Çay ilk kez İpek Yolu ile başka ülkelerle tanışmış. Yolda kafileler mola verdiklerinde muhakkak çay demlerlermiş ve yanlarındaki insanlara ikram ederlermiş. Böylece Pekin’den, Buhara ve Semerkant’a kadar bütün yol boyunca çay evleri kurulmuş.
Çay, İngilizce ‘tea’, Almanca ‘tee’, Fransızca ‘thé’, İspanyolca ‘té’, Japonca ‘cha’, Portekizce ‘chá’ demektir. Çince’de iki farklı şekilde söylenmektedir. Biri ‘tê’, diğeri ise ‘chá’ şeklindedir. Hemen hemen her dilde neredeyse aynı şekilde söylenmektedir.
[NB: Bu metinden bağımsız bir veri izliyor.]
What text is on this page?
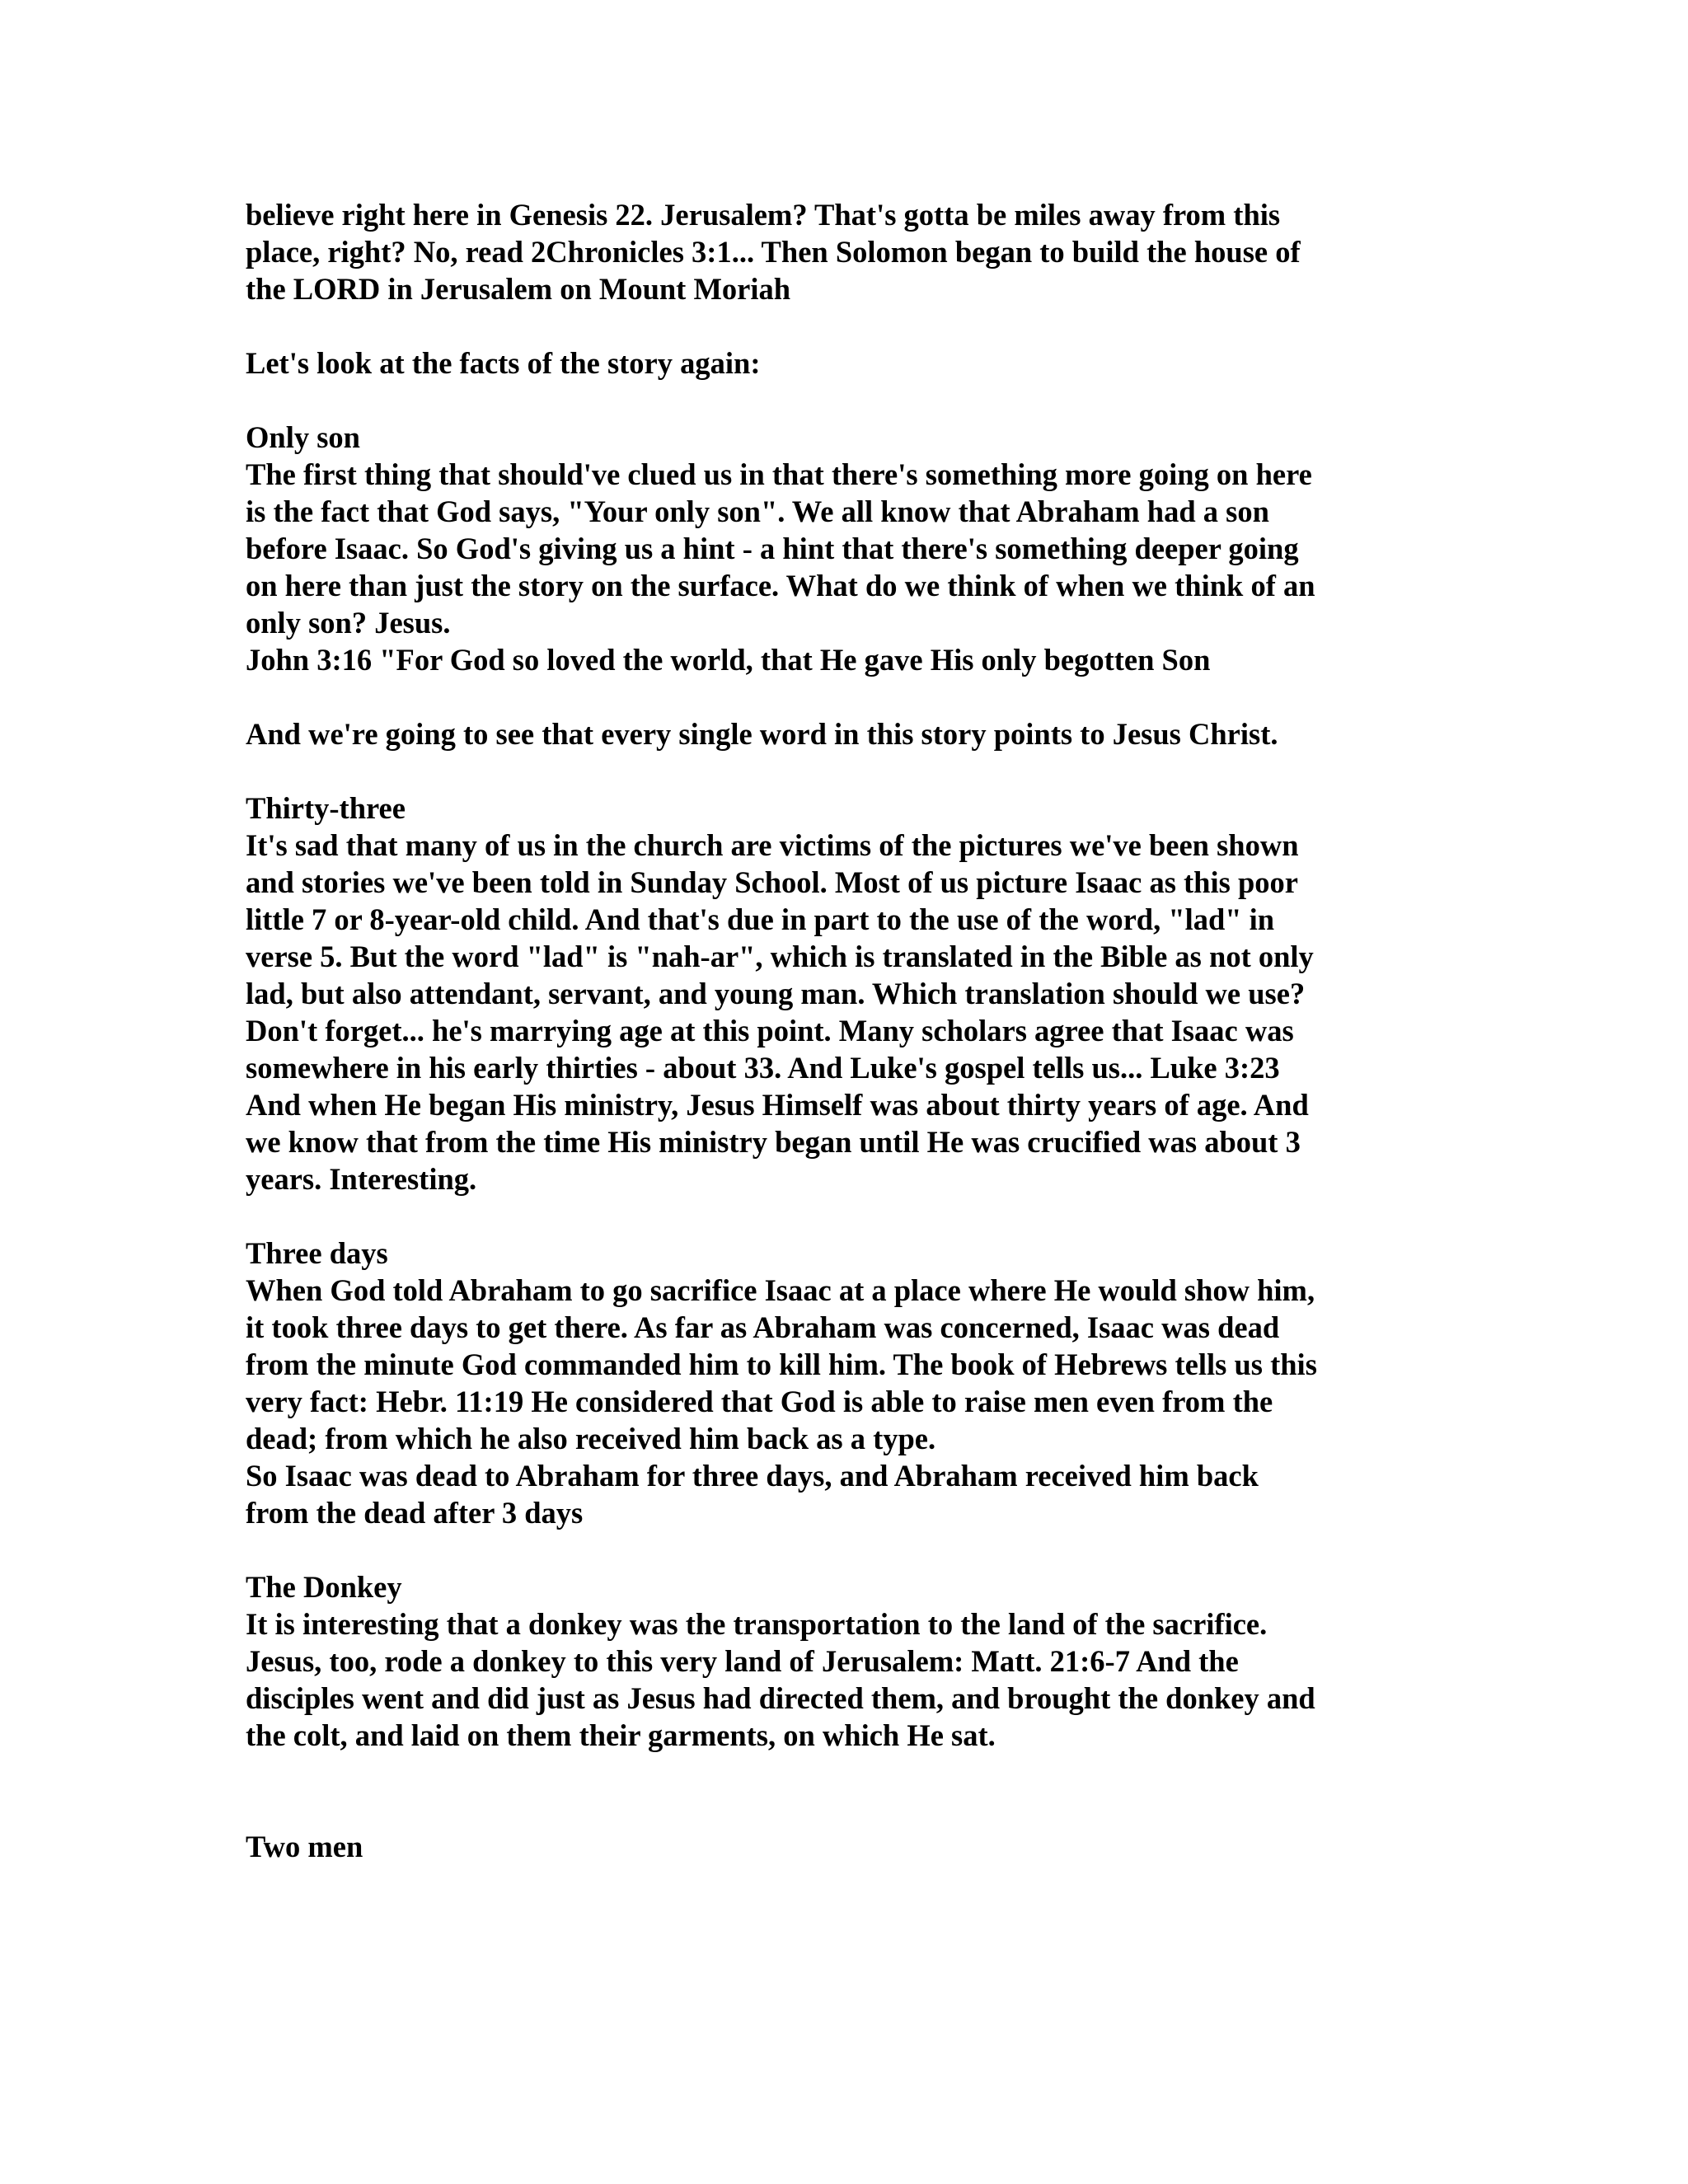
believe right here in Genesis 22. Jerusalem? That's gotta be miles away from this
place, right? No, read 2Chronicles 3:1... Then Solomon began to build the house of
the LORD in Jerusalem on Mount Moriah
Let's look at the facts of the story again:
Only son
The first thing that should've clued us in that there's something more going on here
is the fact that God says, "Your only son". We all know that Abraham had a son
before Isaac. So God's giving us a hint - a hint that there's something deeper going
on here than just the story on the surface. What do we think of when we think of an
only son? Jesus.
John 3:16 "For God so loved the world, that He gave His only begotten Son
And we're going to see that every single word in this story points to Jesus Christ.
Thirty-three
It's sad that many of us in the church are victims of the pictures we've been shown
and stories we've been told in Sunday School. Most of us picture Isaac as this poor
little 7 or 8-year-old child. And that's due in part to the use of the word, "lad" in
verse 5. But the word "lad" is "nah-ar", which is translated in the Bible as not only
lad, but also attendant, servant, and young man. Which translation should we use?
Don't forget... he's marrying age at this point. Many scholars agree that Isaac was
somewhere in his early thirties - about 33. And Luke's gospel tells us... Luke 3:23
And when He began His ministry, Jesus Himself was about thirty years of age. And
we know that from the time His ministry began until He was crucified was about 3
years. Interesting.
Three days
When God told Abraham to go sacrifice Isaac at a place where He would show him,
it took three days to get there. As far as Abraham was concerned, Isaac was dead
from the minute God commanded him to kill him. The book of Hebrews tells us this
very fact: Hebr. 11:19 He considered that God is able to raise men even from the
dead; from which he also received him back as a type.
So Isaac was dead to Abraham for three days, and Abraham received him back
from the dead after 3 days
The Donkey
It is interesting that a donkey was the transportation to the land of the sacrifice.
Jesus, too, rode a donkey to this very land of Jerusalem: Matt. 21:6-7 And the
disciples went and did just as Jesus had directed them, and brought the donkey and
the colt, and laid on them their garments, on which He sat.
Two men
Geleneksel çay demleme, bizim yaptığımız gibi çaya kaynamış su ekleyerek olur. Birkaç dakika sonra yaprakları sudan ayırarak içilir. Siyah çay için, demliğe eklenecek suyun sıcaklığı 99 °C, yeşil çay için 80 – 85 °C olmalıdır.
Bu kadar çaydan bahsettikten sonra hadi kalkın ve bir çay demleyin. Afiyet olsun.